Ottawa (Ontario), le 23 janvier 2024
En présence de madame la juge Aylen
[1] Le ministre de la Citoyenneté et de l’Immigration [le demandeur] sollicite, en application du paragraphe 4(1) du Règlement sur l’immigration et la protection des réfugiés, DORS/2002-227 [le RIPR], le contrôle judiciaire de la décision du 8 mars 2023 par laquelle la Section d’appel de l’immigration [la SAI] a accueilli la demande que la défenderesse avait présentée pour parrainer son époux. La SAI a conclu que la relation est authentique et qu’elle ne visait pas principalement l’acquisition d’un statut sous le régime de la Loi sur l’immigration et la protection des réfugiés, LC 2001, c 27 [la LIPR].
[2] La seule question à trancher est celle de savoir si la décision de la SAI est raisonnable. Les parties conviennent, et je suis du même avis, que la norme de contrôle applicable est celle de la décision raisonnable. Lorsqu’elle procède à un contrôle selon la norme de la décision raisonnable, la Cour doit « s’intéresse[r] avant tout aux motifs de la décision »
et déterminer si la décision faisant l’objet du contrôle, y compris le raisonnement qui la sous-tend ainsi que son résultat, est transparente, intelligible et justifiée [voir Mason c Canada (Citoyenneté et Immigration), 2023 CSC 21 au para 8]. La décision raisonnable doit être fondée sur une analyse intrinsèquement cohérente et rationnelle et est justifiée au regard des contraintes juridiques et factuelles auxquelles le décideur est assujetti [voir Canada (Citoyenneté et Immigration) c Vavilov, 2019 CSC 65 [Vavilov] aux para 15, 85]. La Cour n’intervient que si elle est convaincue que la décision souffre de lacunes graves à un point tel qu’on ne peut pas dire qu’elle satisfait aux exigences de justification, d’intelligibilité et de transparence [voir Adeniji-Adele c Canada (Citoyenneté et Immigration), 2020 CF 418 au para 11].

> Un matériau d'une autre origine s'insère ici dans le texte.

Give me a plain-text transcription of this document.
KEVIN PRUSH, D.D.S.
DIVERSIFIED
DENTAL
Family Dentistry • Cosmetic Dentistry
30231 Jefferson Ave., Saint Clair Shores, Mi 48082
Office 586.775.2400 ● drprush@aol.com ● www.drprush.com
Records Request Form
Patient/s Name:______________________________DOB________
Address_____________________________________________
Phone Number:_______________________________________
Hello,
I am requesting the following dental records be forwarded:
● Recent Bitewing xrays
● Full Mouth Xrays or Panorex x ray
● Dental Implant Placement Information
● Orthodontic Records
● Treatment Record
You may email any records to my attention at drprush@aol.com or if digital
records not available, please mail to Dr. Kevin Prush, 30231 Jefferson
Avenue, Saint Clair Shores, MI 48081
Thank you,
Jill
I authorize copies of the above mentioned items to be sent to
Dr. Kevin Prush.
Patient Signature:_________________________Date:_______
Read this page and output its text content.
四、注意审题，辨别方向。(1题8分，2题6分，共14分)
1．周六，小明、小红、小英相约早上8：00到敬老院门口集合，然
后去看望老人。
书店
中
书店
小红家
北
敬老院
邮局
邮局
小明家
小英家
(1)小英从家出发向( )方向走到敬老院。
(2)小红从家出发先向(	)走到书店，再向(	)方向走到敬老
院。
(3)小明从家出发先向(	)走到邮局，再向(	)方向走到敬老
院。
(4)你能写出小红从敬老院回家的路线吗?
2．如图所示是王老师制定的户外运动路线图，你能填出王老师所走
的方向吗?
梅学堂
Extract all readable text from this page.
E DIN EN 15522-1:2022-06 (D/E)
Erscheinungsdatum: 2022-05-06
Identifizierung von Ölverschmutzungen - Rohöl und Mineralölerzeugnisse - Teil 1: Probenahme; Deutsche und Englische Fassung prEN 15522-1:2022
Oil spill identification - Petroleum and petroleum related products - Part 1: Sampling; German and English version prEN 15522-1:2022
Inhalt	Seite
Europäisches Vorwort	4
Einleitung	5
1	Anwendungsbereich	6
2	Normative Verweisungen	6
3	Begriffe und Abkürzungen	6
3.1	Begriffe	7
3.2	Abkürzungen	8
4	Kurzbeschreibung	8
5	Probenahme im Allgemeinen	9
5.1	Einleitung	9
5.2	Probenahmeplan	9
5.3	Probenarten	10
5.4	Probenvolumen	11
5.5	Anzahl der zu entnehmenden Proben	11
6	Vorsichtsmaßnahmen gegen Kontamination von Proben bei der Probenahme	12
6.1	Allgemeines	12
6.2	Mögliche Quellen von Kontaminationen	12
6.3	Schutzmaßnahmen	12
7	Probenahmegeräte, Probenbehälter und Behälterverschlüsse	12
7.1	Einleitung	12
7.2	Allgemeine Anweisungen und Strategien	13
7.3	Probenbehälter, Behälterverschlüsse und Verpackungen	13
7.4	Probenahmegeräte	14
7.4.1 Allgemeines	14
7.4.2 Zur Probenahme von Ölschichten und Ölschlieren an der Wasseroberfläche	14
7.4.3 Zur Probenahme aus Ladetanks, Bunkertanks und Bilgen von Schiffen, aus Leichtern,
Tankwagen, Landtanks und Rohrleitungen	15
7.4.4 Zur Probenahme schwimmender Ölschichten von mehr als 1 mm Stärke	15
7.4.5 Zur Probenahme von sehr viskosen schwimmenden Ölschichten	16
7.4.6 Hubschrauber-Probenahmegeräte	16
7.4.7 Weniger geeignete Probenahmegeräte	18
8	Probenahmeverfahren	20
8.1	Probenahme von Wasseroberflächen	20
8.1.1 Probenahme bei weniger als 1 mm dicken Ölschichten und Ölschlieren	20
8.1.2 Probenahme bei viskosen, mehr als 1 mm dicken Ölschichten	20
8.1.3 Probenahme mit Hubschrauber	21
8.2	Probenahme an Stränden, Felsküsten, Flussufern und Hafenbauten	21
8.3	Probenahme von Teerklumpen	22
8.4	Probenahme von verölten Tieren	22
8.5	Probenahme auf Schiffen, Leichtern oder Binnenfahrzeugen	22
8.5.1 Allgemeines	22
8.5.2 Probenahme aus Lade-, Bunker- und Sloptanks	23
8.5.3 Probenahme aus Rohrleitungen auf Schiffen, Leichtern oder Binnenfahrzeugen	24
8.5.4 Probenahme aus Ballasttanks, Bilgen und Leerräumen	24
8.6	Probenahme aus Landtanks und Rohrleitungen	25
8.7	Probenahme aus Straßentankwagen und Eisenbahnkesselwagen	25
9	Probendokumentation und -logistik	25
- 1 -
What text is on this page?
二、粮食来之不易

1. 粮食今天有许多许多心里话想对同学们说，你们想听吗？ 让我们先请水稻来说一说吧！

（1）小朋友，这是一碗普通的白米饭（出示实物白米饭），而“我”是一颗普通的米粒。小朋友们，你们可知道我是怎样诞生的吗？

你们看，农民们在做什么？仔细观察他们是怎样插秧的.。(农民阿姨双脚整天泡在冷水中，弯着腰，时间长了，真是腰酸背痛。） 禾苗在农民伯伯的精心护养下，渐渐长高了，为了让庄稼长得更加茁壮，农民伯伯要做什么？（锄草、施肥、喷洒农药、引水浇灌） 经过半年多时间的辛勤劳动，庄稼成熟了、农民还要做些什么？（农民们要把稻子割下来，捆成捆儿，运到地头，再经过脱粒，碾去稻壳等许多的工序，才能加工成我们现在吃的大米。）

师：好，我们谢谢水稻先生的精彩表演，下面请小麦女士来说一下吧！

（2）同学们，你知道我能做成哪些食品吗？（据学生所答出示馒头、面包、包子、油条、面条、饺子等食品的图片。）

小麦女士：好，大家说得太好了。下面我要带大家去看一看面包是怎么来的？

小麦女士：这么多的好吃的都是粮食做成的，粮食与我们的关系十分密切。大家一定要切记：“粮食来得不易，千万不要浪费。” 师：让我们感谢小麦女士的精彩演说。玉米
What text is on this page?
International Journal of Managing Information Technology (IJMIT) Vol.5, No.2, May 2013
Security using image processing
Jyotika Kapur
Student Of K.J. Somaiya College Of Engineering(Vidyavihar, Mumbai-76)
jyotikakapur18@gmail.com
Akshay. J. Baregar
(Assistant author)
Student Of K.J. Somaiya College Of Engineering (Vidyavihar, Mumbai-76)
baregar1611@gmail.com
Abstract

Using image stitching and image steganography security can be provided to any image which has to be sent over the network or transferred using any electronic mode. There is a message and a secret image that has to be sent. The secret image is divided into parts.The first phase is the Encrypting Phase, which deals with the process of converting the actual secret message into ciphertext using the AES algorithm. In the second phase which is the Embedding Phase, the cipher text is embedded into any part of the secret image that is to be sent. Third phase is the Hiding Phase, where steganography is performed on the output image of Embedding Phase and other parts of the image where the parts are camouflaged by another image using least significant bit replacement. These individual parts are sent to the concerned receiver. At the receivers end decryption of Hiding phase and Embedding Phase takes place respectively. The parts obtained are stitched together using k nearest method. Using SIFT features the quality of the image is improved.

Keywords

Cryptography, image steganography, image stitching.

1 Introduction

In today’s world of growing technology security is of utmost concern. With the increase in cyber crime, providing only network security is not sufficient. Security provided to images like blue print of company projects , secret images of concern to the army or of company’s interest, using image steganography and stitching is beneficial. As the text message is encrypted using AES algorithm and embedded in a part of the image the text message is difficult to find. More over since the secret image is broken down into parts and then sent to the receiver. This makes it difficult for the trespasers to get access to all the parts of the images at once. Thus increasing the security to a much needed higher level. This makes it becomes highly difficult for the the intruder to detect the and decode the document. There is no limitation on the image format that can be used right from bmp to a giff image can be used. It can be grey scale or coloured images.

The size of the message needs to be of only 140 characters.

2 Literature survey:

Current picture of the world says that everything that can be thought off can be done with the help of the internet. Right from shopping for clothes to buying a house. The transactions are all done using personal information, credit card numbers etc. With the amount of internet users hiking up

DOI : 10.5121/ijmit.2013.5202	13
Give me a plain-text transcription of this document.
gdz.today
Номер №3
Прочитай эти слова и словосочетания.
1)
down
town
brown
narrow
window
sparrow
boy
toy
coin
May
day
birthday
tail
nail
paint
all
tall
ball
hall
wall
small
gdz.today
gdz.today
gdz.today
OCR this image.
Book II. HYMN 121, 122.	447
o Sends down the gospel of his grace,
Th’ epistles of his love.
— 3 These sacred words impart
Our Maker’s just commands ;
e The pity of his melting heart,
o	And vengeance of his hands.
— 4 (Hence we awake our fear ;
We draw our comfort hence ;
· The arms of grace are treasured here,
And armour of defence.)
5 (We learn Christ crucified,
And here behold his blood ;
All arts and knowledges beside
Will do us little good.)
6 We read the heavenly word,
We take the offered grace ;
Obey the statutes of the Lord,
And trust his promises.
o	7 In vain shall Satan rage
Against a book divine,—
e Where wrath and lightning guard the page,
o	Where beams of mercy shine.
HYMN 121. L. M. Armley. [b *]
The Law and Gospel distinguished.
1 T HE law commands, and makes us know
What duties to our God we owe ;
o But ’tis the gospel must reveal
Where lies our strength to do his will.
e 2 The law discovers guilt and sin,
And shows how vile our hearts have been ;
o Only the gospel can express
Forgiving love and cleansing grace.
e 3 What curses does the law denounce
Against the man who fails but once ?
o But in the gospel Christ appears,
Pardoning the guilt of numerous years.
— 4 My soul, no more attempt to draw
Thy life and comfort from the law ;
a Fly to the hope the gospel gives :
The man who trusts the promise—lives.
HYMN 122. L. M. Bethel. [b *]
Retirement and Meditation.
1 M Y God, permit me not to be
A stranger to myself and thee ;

[3] Le demandeur affirme que la SAI a conclu de manière déraisonnable que le mariage en cause est authentique et qu’il ne visait pas principalement l’acquisition d’un statut sous le régime de la LIPR. Le demandeur allègue que la SAI a apprécié de façon erronée les communications par messages textes que les époux ont fournies à l’appui de leur demande. Nulle controverse n’est soulevée entre les parties quant au fait que les époux ont fourni des centaines de pages de communications par messages textes à l’appui de leur demande et qu’il ressort de l’examen de ces échanges que des modifications y ont été apportées pour en supprimer des parties. Il est apparu évident que des modifications avaient été apportées, puisque les époux ont fourni de multiples copies des mêmes échanges, lesquelles comportaient plusieurs divergences. Les époux n’ont donné aucune explication satisfaisante quant à la manière ou à la raison pour laquelle le contenu des messages textes avait été modifié.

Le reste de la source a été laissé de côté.